Rik Cribb might have the weirdest (or roughest) day job of any local songwriter. He currently works as a technician for the Science Applications International Corporation (SAIC) at Bagram Air Base in Afghanistan. Last week, he survived a series of long flights back to the U.S. with three things on his mind: family, rock music, and a sweaty tumbler of Crown and ginger.

He and his long-running local pop-rock band The Problems celebrate his brief homecoming this weekend with two gigs at Iacofano’s.

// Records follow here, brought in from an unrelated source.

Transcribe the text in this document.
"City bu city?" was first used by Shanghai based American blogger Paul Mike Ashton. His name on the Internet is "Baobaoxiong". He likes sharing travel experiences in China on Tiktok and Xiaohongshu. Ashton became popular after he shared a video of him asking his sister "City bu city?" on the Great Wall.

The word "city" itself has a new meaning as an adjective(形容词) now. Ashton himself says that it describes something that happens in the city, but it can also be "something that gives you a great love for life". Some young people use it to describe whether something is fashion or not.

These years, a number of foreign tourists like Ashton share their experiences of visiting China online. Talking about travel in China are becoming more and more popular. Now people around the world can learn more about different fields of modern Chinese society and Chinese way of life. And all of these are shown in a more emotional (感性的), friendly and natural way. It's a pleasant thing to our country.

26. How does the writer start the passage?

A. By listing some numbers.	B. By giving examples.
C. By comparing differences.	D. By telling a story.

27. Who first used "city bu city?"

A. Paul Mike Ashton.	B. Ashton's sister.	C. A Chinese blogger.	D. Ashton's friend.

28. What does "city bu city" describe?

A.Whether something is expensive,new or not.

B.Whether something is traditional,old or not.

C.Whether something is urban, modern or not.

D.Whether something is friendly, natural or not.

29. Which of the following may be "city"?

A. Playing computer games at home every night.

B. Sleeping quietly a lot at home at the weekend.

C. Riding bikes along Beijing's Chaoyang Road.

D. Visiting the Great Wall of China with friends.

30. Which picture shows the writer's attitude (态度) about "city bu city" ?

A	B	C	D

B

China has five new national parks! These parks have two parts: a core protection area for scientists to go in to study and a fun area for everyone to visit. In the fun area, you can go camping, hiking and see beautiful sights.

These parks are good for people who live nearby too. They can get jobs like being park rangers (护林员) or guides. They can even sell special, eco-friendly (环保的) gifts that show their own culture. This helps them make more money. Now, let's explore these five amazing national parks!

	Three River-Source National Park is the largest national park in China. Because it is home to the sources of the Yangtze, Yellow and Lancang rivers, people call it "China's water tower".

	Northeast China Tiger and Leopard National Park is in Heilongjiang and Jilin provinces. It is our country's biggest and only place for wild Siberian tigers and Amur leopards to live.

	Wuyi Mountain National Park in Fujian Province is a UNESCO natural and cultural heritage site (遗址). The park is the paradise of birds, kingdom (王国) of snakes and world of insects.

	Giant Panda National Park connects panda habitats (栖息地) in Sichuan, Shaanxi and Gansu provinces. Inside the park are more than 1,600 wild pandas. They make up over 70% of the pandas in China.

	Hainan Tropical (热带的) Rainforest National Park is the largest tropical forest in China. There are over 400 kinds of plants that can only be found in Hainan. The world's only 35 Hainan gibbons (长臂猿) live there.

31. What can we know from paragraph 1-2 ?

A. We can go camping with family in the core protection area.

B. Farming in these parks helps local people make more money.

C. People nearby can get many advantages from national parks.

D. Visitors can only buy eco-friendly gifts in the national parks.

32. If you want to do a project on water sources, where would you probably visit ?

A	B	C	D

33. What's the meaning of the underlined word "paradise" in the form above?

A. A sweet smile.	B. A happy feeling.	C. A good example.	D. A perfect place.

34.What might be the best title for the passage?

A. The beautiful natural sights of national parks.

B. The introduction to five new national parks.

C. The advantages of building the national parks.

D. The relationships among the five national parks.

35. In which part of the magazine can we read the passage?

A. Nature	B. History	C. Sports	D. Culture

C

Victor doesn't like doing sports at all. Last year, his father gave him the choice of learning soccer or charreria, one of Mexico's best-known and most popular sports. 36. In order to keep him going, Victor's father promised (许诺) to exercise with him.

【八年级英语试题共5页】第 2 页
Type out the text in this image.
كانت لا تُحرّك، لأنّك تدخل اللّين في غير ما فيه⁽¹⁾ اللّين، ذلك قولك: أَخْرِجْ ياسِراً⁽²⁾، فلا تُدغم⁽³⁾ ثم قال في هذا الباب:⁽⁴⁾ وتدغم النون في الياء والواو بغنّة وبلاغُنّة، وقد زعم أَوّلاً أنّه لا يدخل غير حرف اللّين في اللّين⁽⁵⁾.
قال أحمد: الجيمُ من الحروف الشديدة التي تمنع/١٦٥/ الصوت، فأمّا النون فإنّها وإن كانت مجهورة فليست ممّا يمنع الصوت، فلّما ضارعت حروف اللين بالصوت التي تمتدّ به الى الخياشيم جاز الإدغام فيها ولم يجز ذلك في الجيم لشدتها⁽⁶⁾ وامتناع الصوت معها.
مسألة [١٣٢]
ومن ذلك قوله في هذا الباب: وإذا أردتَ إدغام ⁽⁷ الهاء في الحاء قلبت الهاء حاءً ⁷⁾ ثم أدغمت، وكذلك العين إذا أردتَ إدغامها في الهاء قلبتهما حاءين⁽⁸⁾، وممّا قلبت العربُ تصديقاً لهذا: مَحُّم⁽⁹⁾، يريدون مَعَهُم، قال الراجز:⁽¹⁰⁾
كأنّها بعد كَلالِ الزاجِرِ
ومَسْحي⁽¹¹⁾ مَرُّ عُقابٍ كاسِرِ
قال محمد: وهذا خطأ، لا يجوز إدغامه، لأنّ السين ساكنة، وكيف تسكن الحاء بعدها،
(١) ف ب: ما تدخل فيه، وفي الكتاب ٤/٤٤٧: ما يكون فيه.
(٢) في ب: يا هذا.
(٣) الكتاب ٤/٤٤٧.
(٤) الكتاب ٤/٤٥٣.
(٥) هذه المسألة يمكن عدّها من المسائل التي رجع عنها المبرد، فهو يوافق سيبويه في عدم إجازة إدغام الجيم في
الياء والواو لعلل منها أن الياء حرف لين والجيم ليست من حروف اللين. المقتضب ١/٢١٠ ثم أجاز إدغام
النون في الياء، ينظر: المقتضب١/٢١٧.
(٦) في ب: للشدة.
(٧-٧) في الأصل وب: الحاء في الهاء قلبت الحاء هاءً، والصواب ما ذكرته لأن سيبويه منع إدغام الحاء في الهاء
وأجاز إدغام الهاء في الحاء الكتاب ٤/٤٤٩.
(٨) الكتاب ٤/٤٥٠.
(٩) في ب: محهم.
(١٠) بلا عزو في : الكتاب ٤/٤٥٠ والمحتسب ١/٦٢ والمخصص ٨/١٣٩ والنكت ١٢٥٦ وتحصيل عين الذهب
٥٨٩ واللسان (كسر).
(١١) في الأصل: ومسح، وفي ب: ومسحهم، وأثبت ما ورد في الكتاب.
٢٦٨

“Most of the time, I’m surrounded by the military, so I never really felt like I was in danger,” says Cribb of his recent six-month stay in Afghanistan. “When I was at Camp Leatherneck, no one fucked with the Marines. Bagram was a little different. It was a NATO base, so there were all sorts of people coming in and out. It got a little hairy at times.”

Cribb grew up on and around the Isle of Palms, playing music through his teen years. He fronted the horn-driven ska-rock ensemble SKWZBXX in the 1990s and early 2000s. The Problems took shape in 2005 when Cribb and drummer Jeff Mangan started playing as a rock duo. At this week’s show, Mangan, bassist Jason Ridenhour, and guitarist Doug Walters (a City Paper contributor) will be on stage with Cribb, handling a variety of material.

Cribb gigged quite heavily in the last two years, both as a solo acoustic act and in front of The Problems. The band independently released a self-titled album in 2009. Halfway through the making of the disc, Cribb took several months off to work on an industrial project in Kuwait. That’s when his international routine started.

Living in cramped quarters with little free time and limited equipment has made writing songs and recording demos a major challenge. Next week, when he returns for the next six-month shift (this time in Jalalabad), he’ll have his own space and an extra mic and recorder on hand.

“In a tent with 20 other guys around, they don’t appreciate it when you get inspired in the middle of the night, break out the acoustic guitar, and start strumming,” he says.